Description
The Spark KNN Learn process type provides the ability to configure and productionize custom Spark K-Nearest Neighbors Learn code into a Syntasa Composer workflow. By configuring this process it is allowing Syntasa to manage the learning on a scheduled basis. A user will find that there are two ways of importing the code:
- Paste into a text editor window
- Upload a file with the code
After placing the code into text editor, the output locations of the process type will need to be specified.

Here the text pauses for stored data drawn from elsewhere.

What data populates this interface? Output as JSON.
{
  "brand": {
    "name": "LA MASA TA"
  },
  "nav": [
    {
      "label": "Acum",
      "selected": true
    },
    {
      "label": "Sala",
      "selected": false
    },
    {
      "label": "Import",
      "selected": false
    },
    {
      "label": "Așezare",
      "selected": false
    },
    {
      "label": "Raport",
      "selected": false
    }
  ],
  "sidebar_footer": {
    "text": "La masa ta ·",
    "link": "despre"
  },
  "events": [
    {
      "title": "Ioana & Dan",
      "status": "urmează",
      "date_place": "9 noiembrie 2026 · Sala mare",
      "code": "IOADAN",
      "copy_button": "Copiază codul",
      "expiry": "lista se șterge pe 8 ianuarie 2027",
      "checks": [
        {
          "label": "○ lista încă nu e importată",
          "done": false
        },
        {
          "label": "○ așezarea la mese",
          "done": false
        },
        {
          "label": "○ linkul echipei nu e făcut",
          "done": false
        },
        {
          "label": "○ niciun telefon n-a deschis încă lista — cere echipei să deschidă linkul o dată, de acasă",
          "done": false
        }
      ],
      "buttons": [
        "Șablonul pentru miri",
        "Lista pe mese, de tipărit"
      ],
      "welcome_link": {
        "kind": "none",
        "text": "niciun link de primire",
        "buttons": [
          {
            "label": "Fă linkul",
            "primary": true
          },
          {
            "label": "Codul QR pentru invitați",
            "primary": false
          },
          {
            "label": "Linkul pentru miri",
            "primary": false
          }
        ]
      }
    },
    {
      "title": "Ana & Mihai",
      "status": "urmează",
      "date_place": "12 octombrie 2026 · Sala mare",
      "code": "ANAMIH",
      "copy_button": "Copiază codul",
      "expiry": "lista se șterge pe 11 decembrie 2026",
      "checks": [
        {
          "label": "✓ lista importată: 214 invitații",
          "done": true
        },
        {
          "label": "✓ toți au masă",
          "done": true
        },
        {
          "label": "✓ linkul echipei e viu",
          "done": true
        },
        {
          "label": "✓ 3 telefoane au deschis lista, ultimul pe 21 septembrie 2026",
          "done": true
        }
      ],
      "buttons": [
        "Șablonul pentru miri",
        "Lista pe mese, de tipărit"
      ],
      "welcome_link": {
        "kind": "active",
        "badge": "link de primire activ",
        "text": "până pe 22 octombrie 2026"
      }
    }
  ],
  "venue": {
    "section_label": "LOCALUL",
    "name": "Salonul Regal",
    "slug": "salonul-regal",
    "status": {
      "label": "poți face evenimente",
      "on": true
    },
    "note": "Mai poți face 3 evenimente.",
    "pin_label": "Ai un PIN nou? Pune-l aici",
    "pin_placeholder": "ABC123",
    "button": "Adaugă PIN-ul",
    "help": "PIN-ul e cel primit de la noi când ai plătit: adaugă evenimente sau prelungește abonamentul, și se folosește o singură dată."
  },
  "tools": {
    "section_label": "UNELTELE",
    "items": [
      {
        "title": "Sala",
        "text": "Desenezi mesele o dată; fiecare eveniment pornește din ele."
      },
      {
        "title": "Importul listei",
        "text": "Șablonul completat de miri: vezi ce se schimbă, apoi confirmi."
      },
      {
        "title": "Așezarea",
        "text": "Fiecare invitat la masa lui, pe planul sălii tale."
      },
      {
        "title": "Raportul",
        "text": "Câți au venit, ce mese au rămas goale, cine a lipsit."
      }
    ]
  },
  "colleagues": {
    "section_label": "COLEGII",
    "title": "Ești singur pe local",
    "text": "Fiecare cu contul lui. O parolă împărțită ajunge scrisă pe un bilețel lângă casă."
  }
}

Once the process is configured and tested it can be deployed to production, and scheduled for Syntasa to run on a scheduled basis.
Process Configuration
There are two screens that need configuring for this process type.
- Parameters
- Output
Parameters
The Parameters screen is where the actual custom code is imported by either pasting or file upload.
File Upload
- Click the icon
- A file browser window will appear
- Select the file with the code to be imported
- Click Open
- The contents of the file will be placed in the text editor window
- Also, the file name will be displayed just below the "File Upload" heading
Output
Output screen is where the table name, display name, and model name can be defined along with the option to "Load to BQ" when using Google Cloud Platform or "Load to Redshift" when using Amazon Web Services. There are three outputs for this process type per the following:
- learning_metrics to help provide ability to understand performance
- feature_importance
- model
Expected Output
The expected out of this process type are the model that is stored in the "Base Path" and the learning_metrics and feature_importance stored in the "Location" that are found on the Output screen. Loading to BQ or Redshift helps to make querying the learning metrics and feature importance easier.